There are always going to be people in your services who have different viewpoints — and they’re entitled to that. But if you create a culture in an organisation where this is our policy and this is our viewpoint, people tend to self-select. I’ve left organisations because they didn’t sit right with my values. If a workplace is strongly grounded in non-stigmatising practice, people who don’t align with that will often move on.
How can services tell whether that culture is actually making a difference?
Maybe we should be measuring outcomes, setting KPIs. If we’re not seeing certain people accessing services, but we know they probably should be, then we have to ask ourselves: is this service meeting the needs of the community it's here to serve? Those are difficult questions to confront, but they matter.

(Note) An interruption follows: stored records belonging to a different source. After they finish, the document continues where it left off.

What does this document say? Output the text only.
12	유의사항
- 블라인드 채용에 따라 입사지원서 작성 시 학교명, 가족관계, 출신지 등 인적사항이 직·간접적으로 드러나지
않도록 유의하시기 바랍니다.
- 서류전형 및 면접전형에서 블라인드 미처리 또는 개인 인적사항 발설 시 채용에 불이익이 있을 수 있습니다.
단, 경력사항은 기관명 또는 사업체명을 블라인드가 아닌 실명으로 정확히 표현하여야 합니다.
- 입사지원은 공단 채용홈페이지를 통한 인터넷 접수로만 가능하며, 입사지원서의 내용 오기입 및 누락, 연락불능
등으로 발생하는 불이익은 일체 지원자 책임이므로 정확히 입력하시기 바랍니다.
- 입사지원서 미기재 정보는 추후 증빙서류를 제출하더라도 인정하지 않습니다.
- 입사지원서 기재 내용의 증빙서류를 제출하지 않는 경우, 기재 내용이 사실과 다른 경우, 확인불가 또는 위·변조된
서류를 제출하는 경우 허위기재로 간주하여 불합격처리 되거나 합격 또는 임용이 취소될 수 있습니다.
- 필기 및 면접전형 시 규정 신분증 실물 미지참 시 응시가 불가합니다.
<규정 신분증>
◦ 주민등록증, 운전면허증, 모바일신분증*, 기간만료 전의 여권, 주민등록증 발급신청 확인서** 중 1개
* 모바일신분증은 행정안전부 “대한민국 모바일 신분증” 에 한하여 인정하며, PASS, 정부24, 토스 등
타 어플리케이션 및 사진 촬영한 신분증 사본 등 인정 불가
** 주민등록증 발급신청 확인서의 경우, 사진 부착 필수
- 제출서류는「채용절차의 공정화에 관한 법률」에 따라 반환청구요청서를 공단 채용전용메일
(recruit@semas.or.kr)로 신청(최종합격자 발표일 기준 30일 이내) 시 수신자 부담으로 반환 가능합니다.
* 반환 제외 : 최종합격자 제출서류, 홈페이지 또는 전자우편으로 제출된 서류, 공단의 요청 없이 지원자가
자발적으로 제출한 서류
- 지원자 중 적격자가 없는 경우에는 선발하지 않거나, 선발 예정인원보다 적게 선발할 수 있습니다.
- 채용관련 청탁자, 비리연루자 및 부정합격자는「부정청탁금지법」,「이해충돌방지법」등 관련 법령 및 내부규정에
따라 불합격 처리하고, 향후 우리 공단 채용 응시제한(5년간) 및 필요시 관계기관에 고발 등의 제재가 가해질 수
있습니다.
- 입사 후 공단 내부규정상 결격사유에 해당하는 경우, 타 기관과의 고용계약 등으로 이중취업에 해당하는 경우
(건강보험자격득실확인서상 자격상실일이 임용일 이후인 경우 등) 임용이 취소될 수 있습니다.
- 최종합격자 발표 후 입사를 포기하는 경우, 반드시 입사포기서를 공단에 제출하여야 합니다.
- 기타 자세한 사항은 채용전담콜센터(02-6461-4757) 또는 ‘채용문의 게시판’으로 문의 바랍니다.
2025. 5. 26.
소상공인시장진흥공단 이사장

And the people we’re missing are often the ones who will end up using more services in a more acute way, because of the barriers they’ve faced in accessing care. So even from an economic perspective, it makes sense to get it right for those groups.
And what about the workforce? How does burnout or emotional load play into stigma?
Nurses and other frontline workers work really hard. In some places like the emergency department, abuse is common. After 5, 10 or 15 years, you’re going to be a little bit done. So we need to understand it from their perspective. Why are they behaving like that? Where has that response come from? Sometimes it’s not about belief, it’s exhaustion. So we need job rotation, debriefs, psychological support, not just training.
And at an individual level — what can any of us do to avoid slipping into stigma?
When you have an emotional reaction to a patient or group, take a moment to ask: where did that come from? Maybe I’m burnt out, but maybe there’s a bit of a bias. And if you recognise it, that’s okay, because you’ve acknowledged it. We are a complex mix of how we were raised, what we’ve seen, what we’ve learned. You can’t help some of that, but once you’re aware of it, you can work on it.